A few days ago I was checking social media to find interesting cases where Power Query could be a good solution. I found this scenario posted by Brian in a Facebook group here (url).
Imagine a scenario where you have a column with text values, but within each text string there are duplicates.

Take the previous image where from Column1 we want to:
- Find the substring that gets repeated in the cell
- Remove duplicates and keep only one instance of the substring that repeats itself
Effectively, we want what you see in the fxRemoveDuplicateString column.
In more clear terms, if we have a value such as:
this is a really long sentence this is a really long sentence this is a really long sentence this is a really long sentence
Then we want to pass that text string through a function that should output only the substring that repeats itself and starts from position 0:
this is a really long sentence
The function that does the magic
Note: The following section will be displaying a lot of advanced M language content.
First I’d like to share the custom function that I’ve created to solve this scenario and then I’ll go step by step as to what it does and why:
The function does exactly what we need.
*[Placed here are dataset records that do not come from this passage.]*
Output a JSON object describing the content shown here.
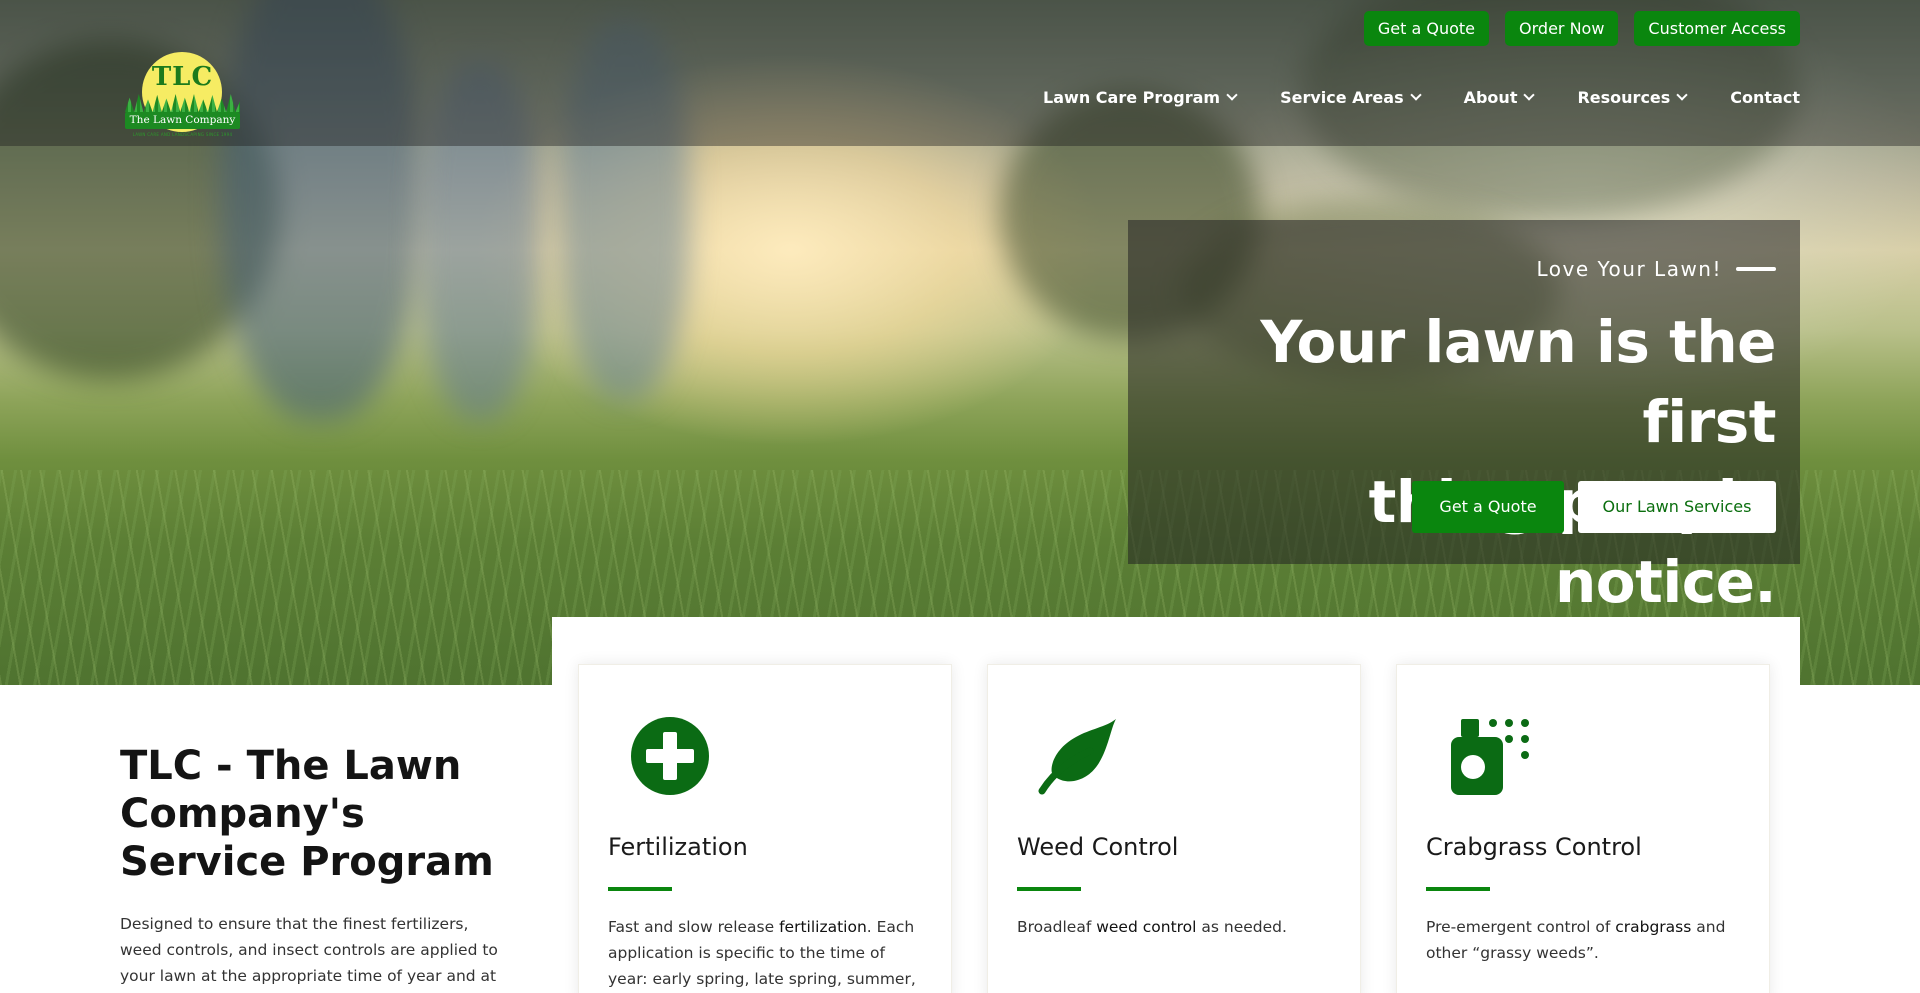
{
  "brand": {
    "logo_initials": "TLC",
    "logo_company": "The Lawn Company",
    "logo_tagline": "LAWN CARE AND LANDSCAPING SINCE 1994",
    "accent_color": "#0a860e",
    "icon_color": "#0b6b14"
  },
  "top_buttons": {
    "get_quote": "Get a Quote",
    "order_now": "Order Now",
    "customer_access": "Customer Access"
  },
  "nav": {
    "items": [
      {
        "label": "Lawn Care Program",
        "has_dropdown": true
      },
      {
        "label": "Service Areas",
        "has_dropdown": true
      },
      {
        "label": "About",
        "has_dropdown": true
      },
      {
        "label": "Resources",
        "has_dropdown": true
      },
      {
        "label": "Contact",
        "has_dropdown": false
      }
    ]
  },
  "hero": {
    "eyebrow": "Love Your Lawn!",
    "headline_line1": "Your lawn is the first",
    "headline_line2": "thing people notice.",
    "primary_button": "Get a Quote",
    "secondary_button": "Our Lawn Services"
  },
  "intro": {
    "title": "TLC - The Lawn Company's Service Program",
    "text": "Designed to ensure that the finest fertilizers, weed controls, and insect controls are applied to your lawn at the appropriate time of year and at the"
  },
  "services": [
    {
      "icon": "plus-circle-icon",
      "title": "Fertilization",
      "text_before": "Fast and slow release ",
      "keyword": "fertilization",
      "text_after": ". Each application is specific to the time of year: early spring, late spring, summer, fall, late"
    },
    {
      "icon": "leaf-icon",
      "title": "Weed Control",
      "text_before": "Broadleaf ",
      "keyword": "weed control",
      "text_after": " as needed."
    },
    {
      "icon": "spray-bottle-icon",
      "title": "Crabgrass Control",
      "text_before": "Pre-emergent control of ",
      "keyword": "crabgrass",
      "text_after": " and other “grassy weeds”."
    }
  ]
}
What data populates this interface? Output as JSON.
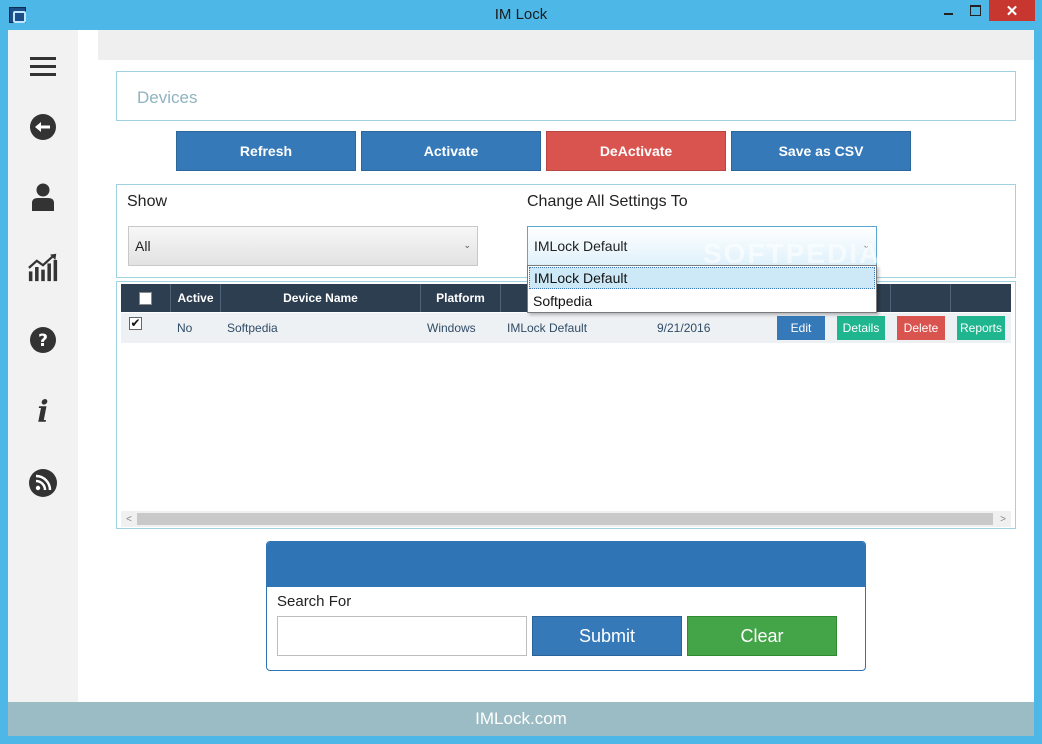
{
  "window": {
    "title": "IM Lock",
    "close_glyph": "✕",
    "accent": "#4db8e8"
  },
  "sidebar": {
    "icons": [
      "menu-icon",
      "back-arrow-icon",
      "user-icon",
      "stats-chart-icon",
      "help-icon",
      "info-icon",
      "rss-icon"
    ]
  },
  "devices": {
    "title": "Devices"
  },
  "toolbar": {
    "refresh_label": "Refresh",
    "activate_label": "Activate",
    "deactivate_label": "DeActivate",
    "save_csv_label": "Save as CSV"
  },
  "filters": {
    "show_label": "Show",
    "show_value": "All",
    "change_label": "Change All Settings To",
    "change_value": "IMLock Default",
    "change_options": [
      "IMLock Default",
      "Softpedia"
    ]
  },
  "table": {
    "headers": {
      "active": "Active",
      "device_name": "Device Name",
      "platform": "Platform"
    },
    "rows": [
      {
        "checked": "✔",
        "active": "No",
        "device_name": "Softpedia",
        "platform": "Windows",
        "setting": "IMLock Default",
        "date": "9/21/2016",
        "edit_label": "Edit",
        "details_label": "Details",
        "delete_label": "Delete",
        "reports_label": "Reports"
      }
    ],
    "scroll_left": "<",
    "scroll_right": ">"
  },
  "search": {
    "label": "Search For",
    "value": "",
    "submit_label": "Submit",
    "clear_label": "Clear"
  },
  "watermark": "SOFTPEDIA",
  "footer": {
    "text": "IMLock.com"
  },
  "colors": {
    "primary_blue": "#3579b8",
    "danger_red": "#d9534f",
    "success_green": "#43a547",
    "teal": "#1fb58f",
    "table_header": "#2d3e50",
    "footer": "#9bbcc4"
  }
}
It tries to find the substring that gets repeated and, once it finds the best candidate, it removes the duplicates and keeps that single instance.
At first I tried to use the Column from example (url) option in Power Query, but this didn’t yield the result that I was expecting, so I had to create my own custom function.
Let’s step into the function to see how it works and why. You can download the sample file from the download button below:
Combinations
= List.Transform( {1.. Text.Length(Sample_Text)}, each Text.Start( Sample_Text,_))
The first step of the function is to get the total characters in the strings. That’s why I use the Text.Length function against the Sample_Text. Once I have that value, I create a list with the same length as the total characters in the text value.
For my example, I’m using the text this is a really long sentence this is a really long sentence this is a really long sentence as my sample text. This one has a lenght of 92 characters, so I create a list of 92 elements with the values from 1 through 92.
Then I go through each element in that list and apply the function Text.Start which brings me just the text string, but cut off for the number of characters that I pass in the second argument of the function which happen to be the element of that list that gets passed as the argument of the function.
Since we know that the start of the string will always start from the first character, the best idea that I came up with was to create this list of possible substrings and then test each one until I find the one that fits our logic. That’s why the first step just creates this list of potential or possible substrings that could become the output of this function.

Iterations and Total_Iterations
This is the step where the magic happens. Conceptually, what this step is doing is a while loop where I go element by element from the Combinations list to test which one would have the highest probability to be the one that’s being duplicated. I’m still trying to optimize this step as I only had around 40 minutes to come up and test this solution, but it’s looking good so far at the conceptual level.
The output of this step is simply a list with N elements which I later count at the Total_Iterations step.
Filtered_Possible_List
= List.Transform( Combinations, each Text.Split(Sample_Text, _){Total_Iterations})
The goal of the previous iteration was to achieve a list that started giving me errors and one element in the list that had a null, blank or empty value as you can see in the row 30 of the image below:

The reason why I’m trying to find the first iteration that starts giving me errors at the list level is because this tells me that those errors are not good candidates as they are not repeating themselves as much as the rest.
Table_From_Possible
I then create a new table from the Filtered_Possible_List and the Combinations lists using the Table.FromColumns function.
= Table.FromColumns({ Filtered_Possible_List, Combinations})
And this is when things start to make more sense visually.

Removed Errors
In this step I simply remove the errors from the field with the name Column1.

Filtered rows
Then I filter the table using the values from the field with the name Column1 to only keep the values that are either null, empty or with a blank space. These rows are effectively the best candidates as they were the ones that had an almost perfect or near perfect match for the substring.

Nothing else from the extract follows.